As excruciating as it must have been for them, to standby and watch and wait for me to come out the other side, watch and wait was all they could do. They kept and eye on me and sustained my body while my heart and soul were elsewhere.
Gradually, I processed what I needed to and slowly I stopped drowning. The errant emotions were not so errant, and time was doing its thing, faithfully creating distance between my private tragedy and me.
I became aware that I was mentally and emotionally worn-out. I was well beyond exhaustion and I had become someone I just did not want to be.
I wanted to be someone who was determined, worked hard, embodied her own happiness, was fulfilled and sustained on her own, and who was not going to let the actions of others determine how her life turned out.
And I realised something: I had never been confronted with this before. I had never made an actual decision about how I wanted my life to turn out, and take decisive action to change it.
I had dreams and aspirations as everyone does, but never before had I slammed on the brakes and gotten out of the car as it hurtled down the main road of my life.
It was evening and I had been visiting at my parents place. I remember telling my mum I had had enough, and I was taking a different approach. I remember talking honestly and freely and optimistically about the future. I can also remember an incredible feeling of peace, clarity and insight that had come just from that moment alone. And there were to be many more like it before that experience was finished with me.
Let adversity make you better.
Be brave: open yourself up to the experience and let it move through you.

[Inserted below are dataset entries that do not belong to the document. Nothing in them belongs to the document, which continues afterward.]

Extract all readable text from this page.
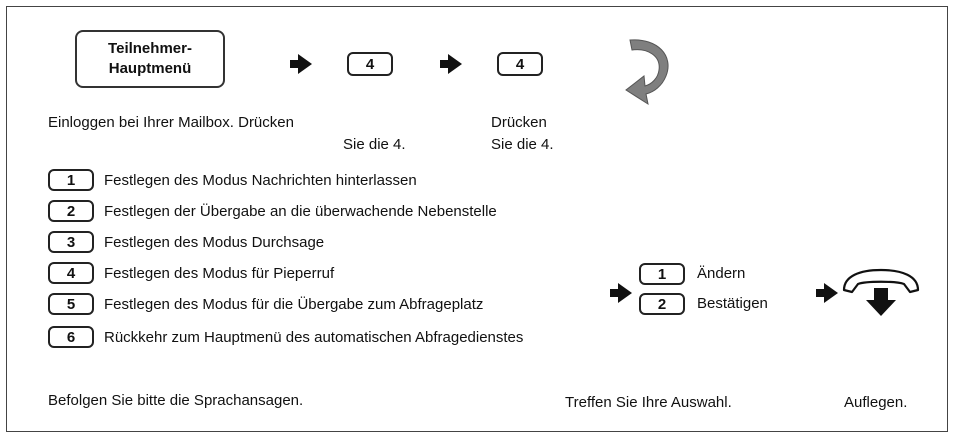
Teilnehmer-
Hauptmenü	4	4
Einloggen bei Ihrer Mailbox. Drücken
Sie die 4.
Drücken
Sie die 4.
1	Festlegen des Modus Nachrichten hinterlassen
2	Festlegen der Übergabe an die überwachende Nebenstelle
3	Festlegen des Modus Durchsage
4	Festlegen des Modus für Pieperruf
5	Festlegen des Modus für die Übergabe zum Abfrageplatz
6	Rückkehr zum Hauptmenü des automatischen Abfragedienstes
1	Ändern
2	Bestätigen
Befolgen Sie bitte die Sprachansagen.	Treffen Sie Ihre Auswahl.	Auflegen.
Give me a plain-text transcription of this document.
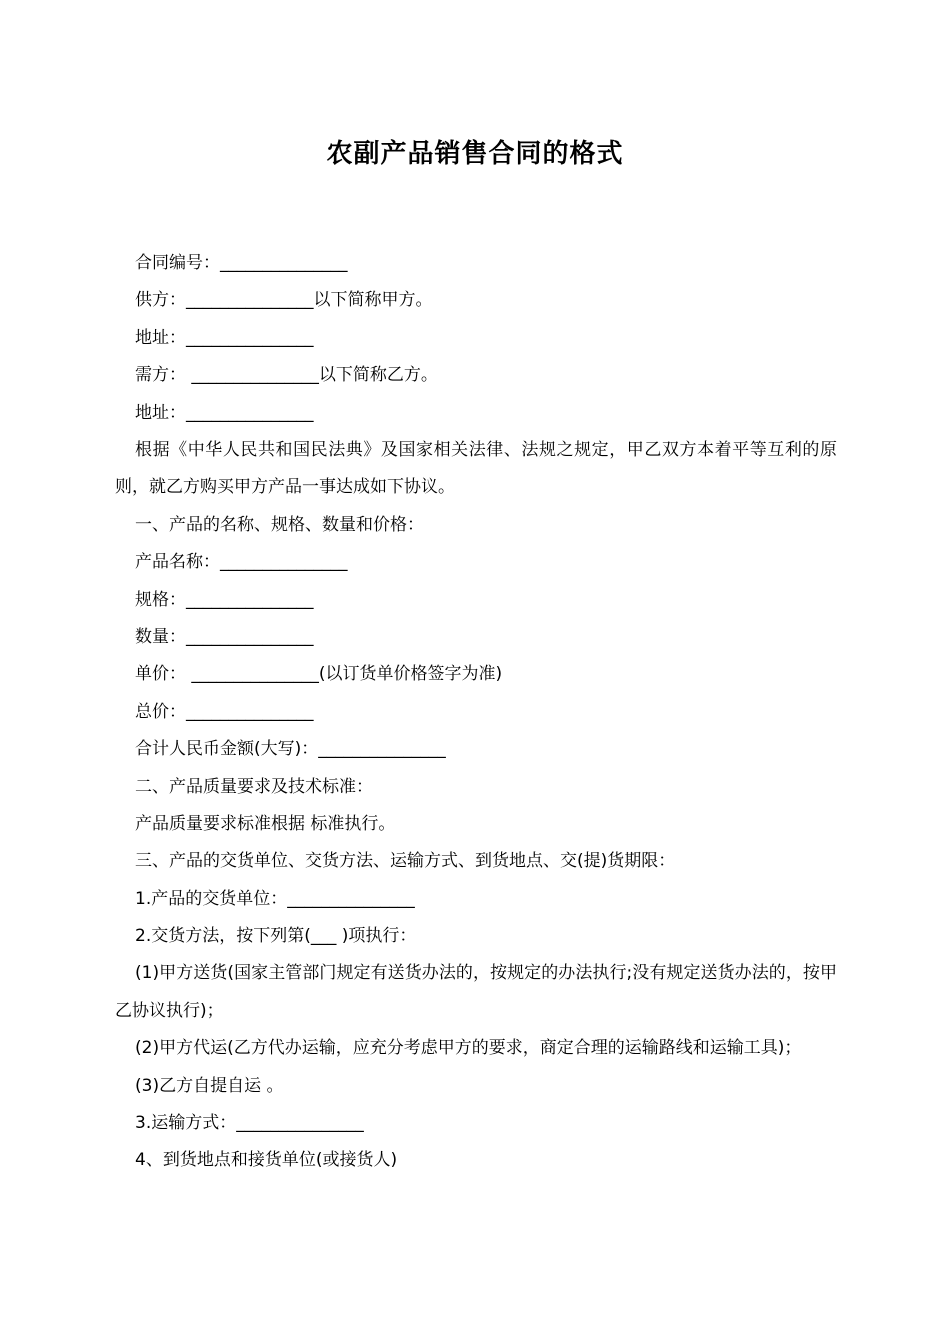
农副产品销售合同的格式
合同编号：_______________
供方：_______________以下简称甲方。
地址：_______________
需方： _______________以下简称乙方。
地址：_______________
根据《中华人民共和国民法典》及国家相关法律、法规之规定，甲乙双方本着平等互利的原则，就乙方购买甲方产品一事达成如下协议。
一、产品的名称、规格、数量和价格：
产品名称：_______________
规格：_______________
数量：_______________
单价： _______________(以订货单价格签字为准)
总价：_______________
合计人民币金额(大写)：_______________
二、产品质量要求及技术标准：
产品质量要求标准根据 标准执行。
三、产品的交货单位、交货方法、运输方式、到货地点、交(提)货期限：
1.产品的交货单位：_______________
2.交货方法，按下列第(___ )项执行：
(1)甲方送货(国家主管部门规定有送货办法的，按规定的办法执行;没有规定送货办法的，按甲乙协议执行)；
(2)甲方代运(乙方代办运输，应充分考虑甲方的要求，商定合理的运输路线和运输工具)；
(3)乙方自提自运 。
3.运输方式：_______________
4、到货地点和接货单位(或接货人)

Allow yourself to feel EVERYTHING, no matter how confronting or intimidating this may be.
Let it challenge you, break down your walls, and let it expose your insecurities and your deepest desires.

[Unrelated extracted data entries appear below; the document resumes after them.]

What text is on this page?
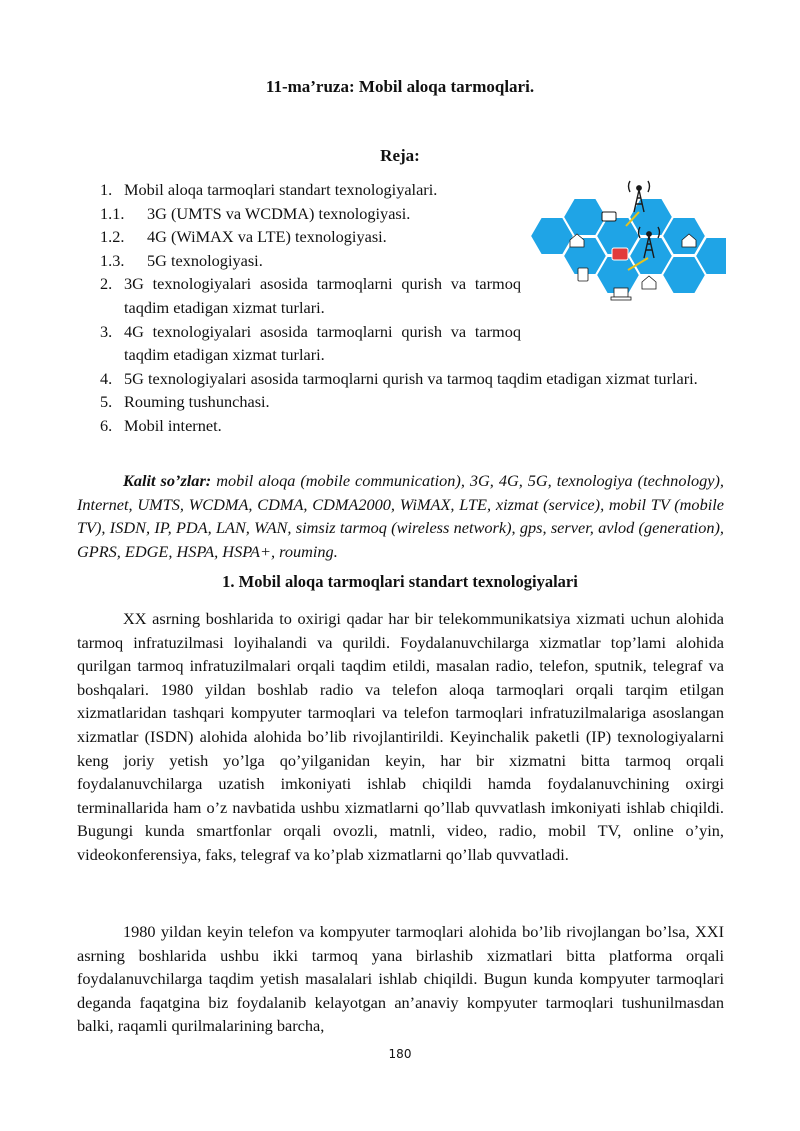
11-ma’ruza: Mobil aloqa tarmoqlari.
Reja:
1. Mobil aloqa tarmoqlari standart texnologiyalari.
1.1.	3G (UMTS va WCDMA) texnologiyasi.
1.2.	4G (WiMAX va LTE) texnologiyasi.
1.3.	5G texnologiyasi.
2. 3G texnologiyalari asosida tarmoqlarni qurish va tarmoq taqdim etadigan xizmat turlari.
3. 4G texnologiyalari asosida tarmoqlarni qurish va tarmoq taqdim etadigan xizmat turlari.
4. 5G texnologiyalari asosida tarmoqlarni qurish va tarmoq taqdim etadigan xizmat turlari.
5. Rouming tushunchasi.
6. Mobil internet.
Kalit so’zlar: mobil aloqa (mobile communication), 3G, 4G, 5G, texnologiya (technology), Internet, UMTS, WCDMA, CDMA, CDMA2000, WiMAX, LTE, xizmat (service), mobil TV (mobile TV), ISDN, IP, PDA, LAN, WAN, simsiz tarmoq (wireless network), gps, server, avlod (generation), GPRS, EDGE, HSPA, HSPA+, rouming.
1. Mobil aloqa tarmoqlari standart texnologiyalari
XX asrning boshlarida to oxirigi qadar har bir telekommunikatsiya xizmati uchun alohida tarmoq infratuzilmasi loyihalandi va qurildi. Foydalanuvchilarga xizmatlar top’lami alohida qurilgan tarmoq infratuzilmalari orqali taqdim etildi, masalan radio, telefon, sputnik, telegraf va boshqalari. 1980 yildan boshlab radio va telefon aloqa tarmoqlari orqali tarqim etilgan xizmatlaridan tashqari kompyuter tarmoqlari va telefon tarmoqlari infratuzilmalariga asoslangan xizmatlar (ISDN) alohida alohida bo’lib rivojlantirildi. Keyinchalik paketli (IP) texnologiyalarni keng joriy yetish yo’lga qo’yilganidan keyin, har bir xizmatni bitta tarmoq orqali foydalanuvchilarga uzatish imkoniyati ishlab chiqildi hamda foydalanuvchining oxirgi terminallarida ham o’z navbatida ushbu xizmatlarni qo’llab quvvatlash imkoniyati ishlab chiqildi. Bugungi kunda smartfonlar orqali ovozli, matnli, video, radio, mobil TV, online o’yin, videokonferensiya, faks, telegraf va ko’plab xizmatlarni qo’llab quvvatladi.
1980 yildan keyin telefon va kompyuter tarmoqlari alohida bo’lib rivojlangan bo’lsa, XXI asrning boshlarida ushbu ikki tarmoq yana birlashib xizmatlari bitta platforma orqali foydalanuvchilarga taqdim yetish masalalari ishlab chiqildi. Bugun kunda kompyuter tarmoqlari deganda faqatgina biz foydalanib kelayotgan an’anaviy kompyuter tarmoqlari tushunilmasdan balki, raqamli qurilmalarining barcha,
180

Let it create in you a wealth of self-reliance, let it restore your intentions, and set you on a new path.
Let it teach you. Let it inspire you to seize your life with two hands and learning (or re-learning) what it means to be in charge of it. Adversity will offer you the greatest opportunities to grow into a person who is strong, capable and wiser than the person you were before.
Look for these opportunities, and know that they can help you discover more of yourself than you ever knew was there.
Be open to how it can change you.
And when you emerge out the other side, you will know you have done more than just survived. You will be filled with renewed potential, thankful for the days that are behind you, and re-energised for all the days that lie ahead.